The agency has been successful in similar cases involving long service leave rights against Woolworths, Coles and Optus.

That might not sound like a lot of money, or a lot of staff, compared to the almost 50,000 the bank employs. But in most cases brought this way – and in this particular one – the companies involved have subsequently audited all staff potentially affected by the breach of the law and compensated those whose wages were stolen.

Complex problem

Stephen Clibborn of the University of Sydney Business School has been investigating the area of ​​wage theft for the past decade.

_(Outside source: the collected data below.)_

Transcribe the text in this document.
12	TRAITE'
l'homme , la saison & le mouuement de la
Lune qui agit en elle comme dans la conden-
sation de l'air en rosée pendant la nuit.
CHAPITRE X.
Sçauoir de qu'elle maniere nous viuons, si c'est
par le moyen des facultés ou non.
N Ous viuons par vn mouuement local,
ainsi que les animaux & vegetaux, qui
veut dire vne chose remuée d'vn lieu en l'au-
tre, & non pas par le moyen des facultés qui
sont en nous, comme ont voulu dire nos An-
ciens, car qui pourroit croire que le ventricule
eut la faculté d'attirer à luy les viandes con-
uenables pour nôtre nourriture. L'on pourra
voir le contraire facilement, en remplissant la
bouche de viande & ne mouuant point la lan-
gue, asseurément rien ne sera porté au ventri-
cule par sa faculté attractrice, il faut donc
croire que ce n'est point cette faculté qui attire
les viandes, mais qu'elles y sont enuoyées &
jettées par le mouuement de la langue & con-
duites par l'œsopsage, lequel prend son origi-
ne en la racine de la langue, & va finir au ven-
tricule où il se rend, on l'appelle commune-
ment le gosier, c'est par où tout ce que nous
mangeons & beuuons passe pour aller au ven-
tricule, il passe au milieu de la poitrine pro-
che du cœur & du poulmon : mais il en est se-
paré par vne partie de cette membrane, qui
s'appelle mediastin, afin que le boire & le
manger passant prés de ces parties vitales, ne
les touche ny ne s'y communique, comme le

“My research with organizations like this and others shows that many of them have not put enough effort or allocated enough resources to ensure they are compliant,” Dr Clibborn said.

“That’s not a good enough excuse. Our employment laws are complicated. But that in itself is not reason enough to disagree.”

Beyond the fact that compliance with the law is a basic level requirement, the argument about complexity misses what Dr Clibborn says is a key point: companies do extremely complex things all the time.

Qantas maintains a global airline fleet while Woolworths and Coles manage thousands of perishable product lines across a continent.

He gives another example: “It is recognized by many organizations that the tax laws are complex, but they make efforts to ensure they are compliant, they pay for the advice they need and have the systems in place,” he said.

“This does not appear to have been the case with employment laws.”

What will these fines mean for the bank?

Fines would hardly act as a deterrent to businesses where profits can reach billions of dollars a year.

Coles was fined $50,000 in 2021 for what Magistrate Justin Foster described as a “systemic failure” to ensure employees took their full long service leave entitlements.

In May, utility company Spotless was fined $12,000 and last month Optus was fined $13,000 and ordered to pay $15,000 in costs.

But an April ruling by Magistrate Nahrain Warda caught the attention of corporate Australia, after supermarket giant Woolworths was fined $1.3 million for underpaying more than $1 million in long service leave for more than 1,000 employees.

Magistrate Warda called the situation a “systematic and widespread failure” by one of the country’s largest employers.

“It is a huge failure on their part not to ensure that such errors do not exist and any irregularities are eliminated early.

“It is to be expected that such a large corporation, extending throughout Australia, will consequently have complete payroll systems.”